Preheat oven to 375 degrees.
Heat 1/4 cup olive oil in a 12" skillet and saute the onion, peppers and celery over moderately high heat for 5 minutes, stirring as it cooks.
Add the remaining 1/4 cup of olive oil and let it heat. Once it's hot, add the eggplant and cook for another 5 minutes. Add the tomato puree, red wine vinegar, sugar and garlic and cook for another 2 minutes.
In the skillet (if the handle is oven-proof) or transfer to a baking dish, bake the caponata uncovered for 20 minutes, stirring occasionally. Add the olives and capers and stir well. Bake another 30 minutes or a little longer until most of the liquid has evaporated, stirring frequently to get it to the right consistency which is thick not liquidy.
Cool the caponata, then taste and season with salt and pepper. Refrigerate in a covered dish for 24 hours before serving. The caponata will keep for a week in the refrigerator or at least six months if placed in the freezer in plastic containers.
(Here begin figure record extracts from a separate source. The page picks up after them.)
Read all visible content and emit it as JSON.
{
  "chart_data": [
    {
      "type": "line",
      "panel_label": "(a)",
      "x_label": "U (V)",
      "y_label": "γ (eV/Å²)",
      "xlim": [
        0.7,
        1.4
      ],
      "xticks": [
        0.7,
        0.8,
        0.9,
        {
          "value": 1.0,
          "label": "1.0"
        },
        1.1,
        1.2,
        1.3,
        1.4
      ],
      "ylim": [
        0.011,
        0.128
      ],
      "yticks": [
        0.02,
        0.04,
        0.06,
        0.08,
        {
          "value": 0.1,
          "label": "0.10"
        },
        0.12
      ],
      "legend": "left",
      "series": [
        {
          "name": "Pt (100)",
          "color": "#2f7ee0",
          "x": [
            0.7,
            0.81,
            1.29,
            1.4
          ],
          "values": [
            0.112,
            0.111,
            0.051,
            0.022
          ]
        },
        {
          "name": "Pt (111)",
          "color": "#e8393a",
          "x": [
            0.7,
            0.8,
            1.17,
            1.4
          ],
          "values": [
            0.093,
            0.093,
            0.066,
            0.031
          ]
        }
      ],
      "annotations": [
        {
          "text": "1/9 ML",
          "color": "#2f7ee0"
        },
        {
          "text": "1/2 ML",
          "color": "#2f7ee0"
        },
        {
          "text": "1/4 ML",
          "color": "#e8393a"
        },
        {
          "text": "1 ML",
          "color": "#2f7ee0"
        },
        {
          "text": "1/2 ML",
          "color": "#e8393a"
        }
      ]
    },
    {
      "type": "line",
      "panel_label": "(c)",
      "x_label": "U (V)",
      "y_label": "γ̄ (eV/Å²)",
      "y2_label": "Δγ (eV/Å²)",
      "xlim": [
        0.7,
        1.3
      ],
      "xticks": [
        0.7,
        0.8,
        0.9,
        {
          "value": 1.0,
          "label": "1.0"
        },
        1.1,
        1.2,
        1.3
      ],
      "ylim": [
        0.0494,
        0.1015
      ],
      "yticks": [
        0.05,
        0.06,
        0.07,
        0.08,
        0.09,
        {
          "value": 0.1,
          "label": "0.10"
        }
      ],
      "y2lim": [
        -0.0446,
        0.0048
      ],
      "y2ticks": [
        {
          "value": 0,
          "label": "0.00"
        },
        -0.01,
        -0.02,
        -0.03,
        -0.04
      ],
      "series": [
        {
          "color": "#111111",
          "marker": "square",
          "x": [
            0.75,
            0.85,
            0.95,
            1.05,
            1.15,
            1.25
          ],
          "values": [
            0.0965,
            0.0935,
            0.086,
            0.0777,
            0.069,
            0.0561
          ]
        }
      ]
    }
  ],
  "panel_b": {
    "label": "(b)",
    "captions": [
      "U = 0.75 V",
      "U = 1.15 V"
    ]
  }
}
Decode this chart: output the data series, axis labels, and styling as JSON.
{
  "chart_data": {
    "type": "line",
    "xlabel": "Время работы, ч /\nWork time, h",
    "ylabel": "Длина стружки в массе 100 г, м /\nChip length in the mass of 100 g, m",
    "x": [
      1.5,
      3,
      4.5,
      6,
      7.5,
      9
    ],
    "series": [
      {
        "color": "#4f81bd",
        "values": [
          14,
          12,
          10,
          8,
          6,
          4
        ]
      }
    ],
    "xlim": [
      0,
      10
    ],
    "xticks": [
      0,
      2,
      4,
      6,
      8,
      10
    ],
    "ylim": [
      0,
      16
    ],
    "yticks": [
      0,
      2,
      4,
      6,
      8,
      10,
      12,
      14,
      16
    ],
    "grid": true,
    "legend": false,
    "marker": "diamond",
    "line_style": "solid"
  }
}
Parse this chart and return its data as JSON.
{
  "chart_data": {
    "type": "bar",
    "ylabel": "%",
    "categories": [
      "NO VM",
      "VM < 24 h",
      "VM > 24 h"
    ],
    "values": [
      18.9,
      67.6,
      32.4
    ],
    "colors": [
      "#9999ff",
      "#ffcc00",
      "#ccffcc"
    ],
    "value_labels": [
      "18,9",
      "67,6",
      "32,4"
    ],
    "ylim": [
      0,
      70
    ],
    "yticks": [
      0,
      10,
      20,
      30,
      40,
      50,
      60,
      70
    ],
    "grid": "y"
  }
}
If I remember correctly, this recipe is from the Liberty Bar in San Antonio. Every time my BFF in grad school and I went to eat there, we always started with this appetizer. And moved on to the beantastic Emiliano Salad.
- 1 whole eggplant about 1 1/2-2 lbs.
- olive oil to brush on the eggplant
- 1 whole head garlic
- 1 tablespoon olive oil or to taste
- 1 teaspoon lemon juice or to taste
- Kosher or sea salt
- Dash of cayenne
- Grilled bread or good pita
- Butter or olive oil
- Parmesan cheese optional
Place eggplant and garlic in 350 degree oven and bake until very soft, at least 45-50 minutes. Remove from the oven and allow to cool a little. Scoop eggplant out of the skin and put in a food processor.
Slice off top of garlic head with a sharp knife and squeeze softened garlic into the food processor.
Puree to a smooth consistency. Add olive oil and lemon juice to taste in proportion of 3 parts olive oil to 1 part lemon juice. Salt lightly and season with a dash of cayenne.
Serve with grilled bread or toasted pita that has been brushed with butter or olive oil and sprinkled with Parmesan cheese, if desired.